Lipton: There is widespread disappointment, especially in Africa, that the continent is going to have a very low growth rate on average. It is not the case for all countries. There are some—especially those that are not oil and commodity exporters—that continue to grow at quite rapid rates. But I think it feels like a setback, or a risk, to many countries. We are working to help our members get through this period.

We are more optimistic about their long-run prospects. Many countries are taking the steps to build buffers, to use their capacity development to improve their ability to make economic policy, and to undertake the kinds of hard and soft infrastructure, health, and education spending that will provide for growth in the long run. This period of low growth is a challenge, but I believe countries are responding in a way that is going to provide for better prospects for the future.

Aiyar: Summing it all up, where do we go from here?

Lipton: What is most important is that we are able to make the case to the world, to our members, that there is still a great promise from globalization. There are negative side effects, there are spillovers. We will have to manage those if we are going to convince the member countries to stay the course and not shy away from the integration, interconnectedness, and openness that have been such a source of support and growth for the world economy.

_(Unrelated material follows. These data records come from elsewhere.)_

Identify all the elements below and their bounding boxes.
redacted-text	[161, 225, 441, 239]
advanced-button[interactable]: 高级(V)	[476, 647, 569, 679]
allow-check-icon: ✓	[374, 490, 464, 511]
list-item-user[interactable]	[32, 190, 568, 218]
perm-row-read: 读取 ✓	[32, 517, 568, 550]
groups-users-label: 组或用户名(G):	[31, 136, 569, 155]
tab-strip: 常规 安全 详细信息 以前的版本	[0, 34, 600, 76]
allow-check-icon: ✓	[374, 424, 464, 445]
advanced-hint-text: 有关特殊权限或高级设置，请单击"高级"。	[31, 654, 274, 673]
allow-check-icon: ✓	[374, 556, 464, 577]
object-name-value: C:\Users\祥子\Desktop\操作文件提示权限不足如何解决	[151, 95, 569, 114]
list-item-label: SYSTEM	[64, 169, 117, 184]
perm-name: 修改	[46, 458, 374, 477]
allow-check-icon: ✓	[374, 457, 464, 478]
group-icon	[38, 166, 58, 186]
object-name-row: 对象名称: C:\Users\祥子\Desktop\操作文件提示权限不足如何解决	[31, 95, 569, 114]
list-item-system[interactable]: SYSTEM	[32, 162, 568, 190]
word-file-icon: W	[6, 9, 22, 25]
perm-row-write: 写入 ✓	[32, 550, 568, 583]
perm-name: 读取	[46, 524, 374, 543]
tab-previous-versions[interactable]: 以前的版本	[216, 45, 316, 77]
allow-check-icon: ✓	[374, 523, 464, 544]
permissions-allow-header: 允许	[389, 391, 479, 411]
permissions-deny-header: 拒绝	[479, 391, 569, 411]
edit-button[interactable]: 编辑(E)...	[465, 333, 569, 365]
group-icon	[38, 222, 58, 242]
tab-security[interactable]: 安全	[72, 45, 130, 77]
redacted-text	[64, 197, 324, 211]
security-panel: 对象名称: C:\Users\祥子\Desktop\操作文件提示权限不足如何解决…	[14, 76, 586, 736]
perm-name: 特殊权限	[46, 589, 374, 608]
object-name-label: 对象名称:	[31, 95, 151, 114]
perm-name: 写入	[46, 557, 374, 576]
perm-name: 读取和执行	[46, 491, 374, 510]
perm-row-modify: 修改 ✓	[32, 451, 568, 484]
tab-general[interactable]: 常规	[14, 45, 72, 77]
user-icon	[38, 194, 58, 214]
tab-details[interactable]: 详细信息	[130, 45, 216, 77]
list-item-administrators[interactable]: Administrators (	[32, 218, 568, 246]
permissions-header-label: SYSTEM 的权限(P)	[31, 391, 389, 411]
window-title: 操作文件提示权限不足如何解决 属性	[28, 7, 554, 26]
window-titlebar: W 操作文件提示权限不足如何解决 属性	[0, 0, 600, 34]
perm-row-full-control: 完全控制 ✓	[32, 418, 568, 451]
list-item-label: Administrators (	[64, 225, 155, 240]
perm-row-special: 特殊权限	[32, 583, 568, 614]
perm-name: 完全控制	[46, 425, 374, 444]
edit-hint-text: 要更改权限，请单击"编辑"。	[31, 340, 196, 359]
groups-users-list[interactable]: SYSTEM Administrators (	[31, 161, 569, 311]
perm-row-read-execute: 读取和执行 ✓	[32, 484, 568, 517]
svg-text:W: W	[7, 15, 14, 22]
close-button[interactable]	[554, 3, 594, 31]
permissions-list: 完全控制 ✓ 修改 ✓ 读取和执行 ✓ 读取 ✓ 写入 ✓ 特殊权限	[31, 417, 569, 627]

It is vital—especially for emerging markets and developing countries—that they remain interconnected, because that is going to be their source of demand for exports, the source of investment capital and of technology that will help them lift living standards over the coming years and even decades.

So this is the job for us. There is a lot for our members to do as well to strengthen growth and to deal with the side effects of technological change and of interconnectedness.